Выбрать главу

"Я лучше!.." — поняла Людмила и заплакала от счастья, что завтра поедет со своим возлюбленным в Архангельск. Он там напишет замечательную картину, после которой прославится как Левитан или Серов. Впрочем, "Обнажённая", которую он брал с собой вместе с холстами трёх женских портретов "со светом", чтобы показать кому-то в Москве, тоже могла бы занять место в "Третьяковке", если бы Андрей жил в старое время. Людмила не сомневалась в этом теперь ни одной секунды.

2

По улицам безлюдного рыбацкого посёлка на берегу Белого моря хромал старик. И, словно подражая ему, хромал и его пёс — тоже больной и старый. Фамилия у старика была удивительно точной — Василий Алексеевич Горев. Судьба словно заранее знала, что хлебнёт этот человек из её чаши столько горя, что и фамилию подобрала ему соответствующую.

Прошлое — это кино памяти, только в полной темноте и без звука. И видится хорошо — как на экране всё. Иди себе по берегу и посматривай, углубившись в себя — не мешает никто…

Она приехала в Вологду в старом осеннем пальто, бедно и плохо одетая, с погасшей надеждой в глазах. Такой вот и встретил её тогда на вокзале, случайно зайдя на перрон. Работал в строительном управлении плотником — настилали как раз в новых домах полы, делали дверные коробки, рамы для окон, а доски задерживала железная дорога. Послали выяснить, в чём дело. Оказалось, вагоны с лесом для стройуправления так и не пришли — где-то "гуляли" в дороге. А вот горькую судьбу себе — вышло, что встретил. Потому что жалостливым был и понял, куда деваться женщине в чужом городе? С одним чемоданом приехала из осаждённого немцами Ленинграда. Ну, и привёз с вокзала в свой дом.

Жена — только что родила, поженились недавно — отнеслась к эвакуированной, вроде бы, с сочувствием поначалу. А родная мать, словно чувствовала, чем всё закончится — сурово молчала. Незлой, правда, была. Но уж больно недоверчивой.

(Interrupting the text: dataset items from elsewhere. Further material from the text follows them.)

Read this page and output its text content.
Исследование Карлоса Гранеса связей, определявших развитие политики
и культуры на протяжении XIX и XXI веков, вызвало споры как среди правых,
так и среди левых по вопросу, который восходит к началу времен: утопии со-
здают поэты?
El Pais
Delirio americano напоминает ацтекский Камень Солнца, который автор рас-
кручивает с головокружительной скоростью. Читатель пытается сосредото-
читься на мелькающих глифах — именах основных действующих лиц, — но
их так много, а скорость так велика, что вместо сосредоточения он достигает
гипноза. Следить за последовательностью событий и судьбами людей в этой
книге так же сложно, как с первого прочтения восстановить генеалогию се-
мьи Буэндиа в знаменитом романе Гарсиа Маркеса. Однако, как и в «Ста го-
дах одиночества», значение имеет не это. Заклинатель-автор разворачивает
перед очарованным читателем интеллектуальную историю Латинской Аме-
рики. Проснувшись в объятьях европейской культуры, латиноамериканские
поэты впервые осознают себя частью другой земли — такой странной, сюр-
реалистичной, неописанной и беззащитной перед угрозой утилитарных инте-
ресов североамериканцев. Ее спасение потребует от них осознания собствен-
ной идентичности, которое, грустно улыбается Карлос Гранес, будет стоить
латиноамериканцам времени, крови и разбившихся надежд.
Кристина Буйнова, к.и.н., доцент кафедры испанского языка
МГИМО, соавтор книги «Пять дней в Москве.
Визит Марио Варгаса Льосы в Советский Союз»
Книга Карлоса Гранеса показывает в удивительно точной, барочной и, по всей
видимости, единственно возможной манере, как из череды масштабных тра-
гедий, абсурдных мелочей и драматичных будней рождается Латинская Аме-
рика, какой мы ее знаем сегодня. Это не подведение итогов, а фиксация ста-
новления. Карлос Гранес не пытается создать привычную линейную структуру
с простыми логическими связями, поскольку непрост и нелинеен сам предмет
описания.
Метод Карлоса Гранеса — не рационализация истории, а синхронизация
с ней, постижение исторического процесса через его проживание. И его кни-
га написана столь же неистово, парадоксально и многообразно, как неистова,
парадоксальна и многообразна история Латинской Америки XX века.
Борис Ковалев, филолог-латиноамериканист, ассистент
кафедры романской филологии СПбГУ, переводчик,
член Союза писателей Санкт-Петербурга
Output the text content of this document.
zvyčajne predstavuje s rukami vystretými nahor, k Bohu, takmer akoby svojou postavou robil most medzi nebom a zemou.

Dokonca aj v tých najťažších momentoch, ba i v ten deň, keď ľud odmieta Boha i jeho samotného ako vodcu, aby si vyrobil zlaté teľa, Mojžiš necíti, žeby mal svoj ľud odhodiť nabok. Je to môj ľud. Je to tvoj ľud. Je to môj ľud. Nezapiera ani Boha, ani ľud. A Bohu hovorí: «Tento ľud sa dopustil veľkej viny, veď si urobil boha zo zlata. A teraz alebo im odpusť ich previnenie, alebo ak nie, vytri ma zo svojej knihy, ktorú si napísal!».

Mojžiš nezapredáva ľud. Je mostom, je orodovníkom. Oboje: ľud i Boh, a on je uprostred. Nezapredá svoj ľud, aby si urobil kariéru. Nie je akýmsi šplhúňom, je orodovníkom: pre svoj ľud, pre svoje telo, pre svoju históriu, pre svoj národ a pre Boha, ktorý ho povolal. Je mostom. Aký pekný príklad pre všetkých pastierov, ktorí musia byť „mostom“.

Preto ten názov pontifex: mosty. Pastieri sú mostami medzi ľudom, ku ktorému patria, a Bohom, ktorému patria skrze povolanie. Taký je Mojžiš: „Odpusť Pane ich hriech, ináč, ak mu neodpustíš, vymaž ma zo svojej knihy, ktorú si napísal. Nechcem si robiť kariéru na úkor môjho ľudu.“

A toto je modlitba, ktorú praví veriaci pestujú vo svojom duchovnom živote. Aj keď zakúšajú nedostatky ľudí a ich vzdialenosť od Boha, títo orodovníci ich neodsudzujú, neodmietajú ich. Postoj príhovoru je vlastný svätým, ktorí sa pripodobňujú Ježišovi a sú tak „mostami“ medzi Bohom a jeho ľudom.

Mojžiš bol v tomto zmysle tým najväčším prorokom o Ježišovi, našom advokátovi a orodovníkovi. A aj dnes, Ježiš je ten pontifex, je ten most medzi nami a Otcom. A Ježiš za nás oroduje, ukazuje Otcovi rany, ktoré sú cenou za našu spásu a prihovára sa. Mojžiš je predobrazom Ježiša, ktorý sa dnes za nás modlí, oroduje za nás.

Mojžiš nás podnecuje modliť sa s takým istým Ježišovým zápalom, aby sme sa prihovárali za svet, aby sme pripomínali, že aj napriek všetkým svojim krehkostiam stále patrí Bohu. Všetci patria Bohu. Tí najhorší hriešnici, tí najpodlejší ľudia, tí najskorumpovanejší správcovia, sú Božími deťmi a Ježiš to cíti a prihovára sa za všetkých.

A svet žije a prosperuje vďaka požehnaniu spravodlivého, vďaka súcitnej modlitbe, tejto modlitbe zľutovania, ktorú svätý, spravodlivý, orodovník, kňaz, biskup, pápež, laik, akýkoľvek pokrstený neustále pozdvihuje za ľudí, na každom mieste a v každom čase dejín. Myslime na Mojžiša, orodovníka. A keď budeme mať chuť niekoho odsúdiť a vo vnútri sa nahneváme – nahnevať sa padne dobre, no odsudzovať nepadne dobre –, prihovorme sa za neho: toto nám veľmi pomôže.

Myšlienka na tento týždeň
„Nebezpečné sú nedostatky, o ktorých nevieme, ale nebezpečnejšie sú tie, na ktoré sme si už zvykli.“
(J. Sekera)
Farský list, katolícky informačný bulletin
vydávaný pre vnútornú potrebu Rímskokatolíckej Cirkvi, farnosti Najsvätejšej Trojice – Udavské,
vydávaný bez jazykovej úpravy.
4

Да и то… Повод-то к недоверию у неё был. Ирина эта — устроилась на работу учительницей. Могла себе от школы комнатёнку казённую потребовать. А не потребовала — продолжала жить у них, в частном доме. Ну, дом, правда, большой, 4-комнатный, места хватало на 4-х — грудной ребёнок не в счёт, спал в одной комнате с Настей и с ним. Так что "училка" в своей дальней и самой маленькой комнатушке никому не мешала. Да и тихой была. Видать, из культурной семьи. Но домашние бабы — мать и жена — дружно вдруг невзлюбили Иришку, и всё. Открытой неприязни, верно, не выказывали. Но сам-то знал, как они к ней относились. И жалел, заступался, когда та в школе была.

— Ну, чего она вам сделала? — спрашивал. — Хлеб ест — свой. Ничего не просит. Токо ночует? Так места же — вроде хватает всем? Не утесняет. Да и война идёт. Куда же людям деваться? Не одне мы приняли на постой: другие вон, хотя бы те же Семёновы, взяли женщину с двумя ребятишками!

Жена промолчала, а мать обронила сквозь зубы:

— Гордая больно! И мамзелю из себя корчит: нежная вся!

— Да какая же она вам мамзеля?! Токо что не нищая!..

Тут прорвало и жену:

— А пошто молчит с нами? Токо поздороватца утром, и молчит потом весь день! Нос воротит от всех.

— Так ведь горе же у неё! Всю семью в своём городе потеряла! Во всём свете нет у неё теперь никого, вот и молчит человек.

Больше открыто не цапались — всё-таки с совестью были что мать, что жена. И продолжала Ирина жить у них. С виду — сразу не определить: красива там или кака-то особенна? Но особенность всё же была — в глазах. Такой был там свет, такая доброта и благодарность за всё, что сам не заметил, как влюбился. Она это первой поняла. Ну, и спросила прямо:

— Василий Алексеич, может, мне перейти от вас к кому-нибудь? Вы тут, на окраине, всех знаете — переговорите, пожалуйста: может пустит кто? Тогда и вам будет легче.